The results above show the multinomial logistic coefficients and standard errors of the regression. Specifically, they represent coefficients relative to the base year 1957.

These coefficients are not very useful at the moment, since they are not in log odds form, but they do show what is statistically significant for us. For instance, notice that every year past 1967 presents a statistically significant estimate at the 0.01% level for danceability, energy, and valence. Speechiness is only significant for a few years in the 70’s and 80’s.
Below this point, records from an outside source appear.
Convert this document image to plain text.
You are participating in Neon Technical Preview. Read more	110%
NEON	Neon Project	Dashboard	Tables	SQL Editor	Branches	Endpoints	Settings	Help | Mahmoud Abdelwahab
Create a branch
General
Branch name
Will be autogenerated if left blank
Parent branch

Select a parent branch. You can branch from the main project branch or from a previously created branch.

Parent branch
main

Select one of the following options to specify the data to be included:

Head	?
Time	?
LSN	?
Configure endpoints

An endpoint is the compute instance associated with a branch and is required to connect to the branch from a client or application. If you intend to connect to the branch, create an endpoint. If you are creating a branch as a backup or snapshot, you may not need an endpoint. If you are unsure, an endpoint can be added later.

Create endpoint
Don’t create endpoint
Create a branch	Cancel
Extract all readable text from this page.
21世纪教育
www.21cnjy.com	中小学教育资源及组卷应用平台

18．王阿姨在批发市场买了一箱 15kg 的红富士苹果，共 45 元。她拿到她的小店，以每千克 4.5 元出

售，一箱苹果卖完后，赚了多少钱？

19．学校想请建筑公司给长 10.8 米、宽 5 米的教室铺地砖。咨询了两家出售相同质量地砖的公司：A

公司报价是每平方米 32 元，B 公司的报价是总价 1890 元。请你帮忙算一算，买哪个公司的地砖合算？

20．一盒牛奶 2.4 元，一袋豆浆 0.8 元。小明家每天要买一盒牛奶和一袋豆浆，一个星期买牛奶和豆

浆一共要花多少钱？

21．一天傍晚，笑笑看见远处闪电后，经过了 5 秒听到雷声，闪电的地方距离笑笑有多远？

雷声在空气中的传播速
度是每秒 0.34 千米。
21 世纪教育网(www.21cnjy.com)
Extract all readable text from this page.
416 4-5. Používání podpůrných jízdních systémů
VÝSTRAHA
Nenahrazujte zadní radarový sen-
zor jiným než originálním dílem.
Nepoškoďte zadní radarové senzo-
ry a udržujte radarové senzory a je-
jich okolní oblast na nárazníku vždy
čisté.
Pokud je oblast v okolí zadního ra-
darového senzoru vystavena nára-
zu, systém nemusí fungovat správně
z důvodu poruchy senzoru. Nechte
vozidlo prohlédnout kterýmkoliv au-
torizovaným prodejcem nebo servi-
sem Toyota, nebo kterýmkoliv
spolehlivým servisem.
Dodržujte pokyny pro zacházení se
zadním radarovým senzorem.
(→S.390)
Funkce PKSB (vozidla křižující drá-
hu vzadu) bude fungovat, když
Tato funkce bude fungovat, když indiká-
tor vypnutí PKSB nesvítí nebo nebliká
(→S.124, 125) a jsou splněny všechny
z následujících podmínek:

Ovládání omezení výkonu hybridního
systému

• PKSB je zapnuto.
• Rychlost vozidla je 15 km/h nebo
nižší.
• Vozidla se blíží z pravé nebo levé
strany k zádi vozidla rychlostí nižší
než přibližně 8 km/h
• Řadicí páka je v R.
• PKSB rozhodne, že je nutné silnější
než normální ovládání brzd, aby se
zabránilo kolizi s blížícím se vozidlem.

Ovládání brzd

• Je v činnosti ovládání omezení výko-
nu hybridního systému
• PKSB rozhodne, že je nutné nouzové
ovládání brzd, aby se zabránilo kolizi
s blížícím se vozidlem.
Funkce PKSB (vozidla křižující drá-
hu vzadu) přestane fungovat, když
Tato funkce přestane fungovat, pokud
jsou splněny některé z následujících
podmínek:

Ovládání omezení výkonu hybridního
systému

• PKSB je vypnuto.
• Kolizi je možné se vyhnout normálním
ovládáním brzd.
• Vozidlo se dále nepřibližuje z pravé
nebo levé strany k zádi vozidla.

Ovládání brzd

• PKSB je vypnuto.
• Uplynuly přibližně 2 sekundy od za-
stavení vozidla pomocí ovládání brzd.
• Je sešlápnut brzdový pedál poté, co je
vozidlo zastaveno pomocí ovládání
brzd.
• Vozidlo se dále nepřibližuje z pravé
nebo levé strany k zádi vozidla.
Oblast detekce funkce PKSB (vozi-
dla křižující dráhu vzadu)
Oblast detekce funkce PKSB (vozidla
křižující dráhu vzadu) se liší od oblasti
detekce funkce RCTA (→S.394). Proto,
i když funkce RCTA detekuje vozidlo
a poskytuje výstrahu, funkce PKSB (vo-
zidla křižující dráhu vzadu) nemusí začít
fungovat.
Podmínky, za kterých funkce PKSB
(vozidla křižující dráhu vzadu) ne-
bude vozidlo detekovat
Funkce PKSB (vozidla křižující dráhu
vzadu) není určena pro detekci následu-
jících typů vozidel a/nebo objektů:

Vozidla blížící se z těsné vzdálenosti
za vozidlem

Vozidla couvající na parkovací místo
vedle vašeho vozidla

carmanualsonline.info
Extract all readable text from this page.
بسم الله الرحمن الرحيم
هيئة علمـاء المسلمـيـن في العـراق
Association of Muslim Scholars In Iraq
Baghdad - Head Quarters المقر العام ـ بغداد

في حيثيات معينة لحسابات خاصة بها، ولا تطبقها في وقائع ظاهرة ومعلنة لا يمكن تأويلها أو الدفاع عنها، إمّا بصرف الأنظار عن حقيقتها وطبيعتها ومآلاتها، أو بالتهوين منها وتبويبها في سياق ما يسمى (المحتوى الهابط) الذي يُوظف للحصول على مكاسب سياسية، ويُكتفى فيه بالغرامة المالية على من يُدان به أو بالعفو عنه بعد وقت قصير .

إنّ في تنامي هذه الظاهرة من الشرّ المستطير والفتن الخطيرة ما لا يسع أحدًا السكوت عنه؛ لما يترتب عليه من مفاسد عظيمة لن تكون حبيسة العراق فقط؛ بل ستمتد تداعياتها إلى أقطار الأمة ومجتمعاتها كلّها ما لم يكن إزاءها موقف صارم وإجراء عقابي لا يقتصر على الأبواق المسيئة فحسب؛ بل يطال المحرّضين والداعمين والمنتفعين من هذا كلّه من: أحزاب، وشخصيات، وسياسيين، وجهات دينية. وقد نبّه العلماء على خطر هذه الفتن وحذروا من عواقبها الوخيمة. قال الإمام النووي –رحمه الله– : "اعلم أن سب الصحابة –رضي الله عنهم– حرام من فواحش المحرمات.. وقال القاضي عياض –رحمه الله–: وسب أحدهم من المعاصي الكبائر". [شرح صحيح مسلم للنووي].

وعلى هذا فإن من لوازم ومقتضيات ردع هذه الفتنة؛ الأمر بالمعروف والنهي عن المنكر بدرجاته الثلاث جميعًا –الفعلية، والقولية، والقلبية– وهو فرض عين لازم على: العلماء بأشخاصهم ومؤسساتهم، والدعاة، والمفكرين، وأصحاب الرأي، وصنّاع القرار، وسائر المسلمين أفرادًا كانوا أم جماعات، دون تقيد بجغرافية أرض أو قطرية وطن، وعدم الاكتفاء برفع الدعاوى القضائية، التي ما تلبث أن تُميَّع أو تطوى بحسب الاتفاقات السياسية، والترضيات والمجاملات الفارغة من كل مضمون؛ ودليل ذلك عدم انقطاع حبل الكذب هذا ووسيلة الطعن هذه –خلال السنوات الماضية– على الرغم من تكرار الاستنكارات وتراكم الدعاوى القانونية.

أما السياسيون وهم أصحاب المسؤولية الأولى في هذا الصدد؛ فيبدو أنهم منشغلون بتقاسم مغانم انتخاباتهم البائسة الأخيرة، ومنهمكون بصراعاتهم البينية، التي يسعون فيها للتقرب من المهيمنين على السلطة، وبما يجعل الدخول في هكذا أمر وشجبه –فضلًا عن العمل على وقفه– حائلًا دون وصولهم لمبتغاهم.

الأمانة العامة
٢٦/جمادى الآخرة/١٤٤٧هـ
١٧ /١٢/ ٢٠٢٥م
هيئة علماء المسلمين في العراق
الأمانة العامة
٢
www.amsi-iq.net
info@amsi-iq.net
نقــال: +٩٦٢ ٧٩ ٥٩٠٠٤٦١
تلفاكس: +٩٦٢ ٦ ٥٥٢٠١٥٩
In order to find meaning in the coefficients themselves, I convert the estimates to a log-odd ratio and present the results below:

#Converting values to log-odds ratios
results <- as.data.frame(exp(coef(multi1)))

knitr::kable(
  results, caption = "Log-Odd Ratios for Song Attributes on Year"
)

Log-Odd Ratios for Song Attributes on Year

	(Intercept)	danceability	energy	speechiness	valence
1962	0.5208494	6.661422e+00	1.555074e+00	0.0456903	0.5441405
1967	0.5748024	5.631347e+00	3.249863e+01	0.0000001	0.1185238
1972	0.1885981	5.296551e+01	3.715979e+01	0.0856583	0.0351924
1977	0.0953486	2.143047e+02	8.682193e+02	0.0004214	0.0026335
1982	0.0480518	3.606303e+03	6.990921e+02	0.0000000	0.0033055
1987	0.0033116	8.634961e+04	2.256384e+04	0.0000000	0.0002467
1992	0.0033144	1.625644e+05	9.961289e+03	0.0229122	0.0000436
1997	0.0014814	2.112033e+06	1.933329e+03	0.6072308	0.0000331
2002	0.0002324	1.511616e+06	6.632075e+04	7.4048987	0.0000166
2007	0.0001612	9.309401e+05	2.898579e+05	50.3147102	0.0000069
2012	0.0001291	1.596567e+06	4.911120e+05	1.5792237	0.0000056
2017	0.0001384	8.390913e+06	1.269533e+05	7.4920731	0.0000029

Disregarding speechiness(since most values are not statistically significant), we can notice that the odds of a more positive or “happier” song making the Billboard Top 100’s Chart are much lower for a song in the 2000’s compared to 1957. This is what we previously expected based on the plot.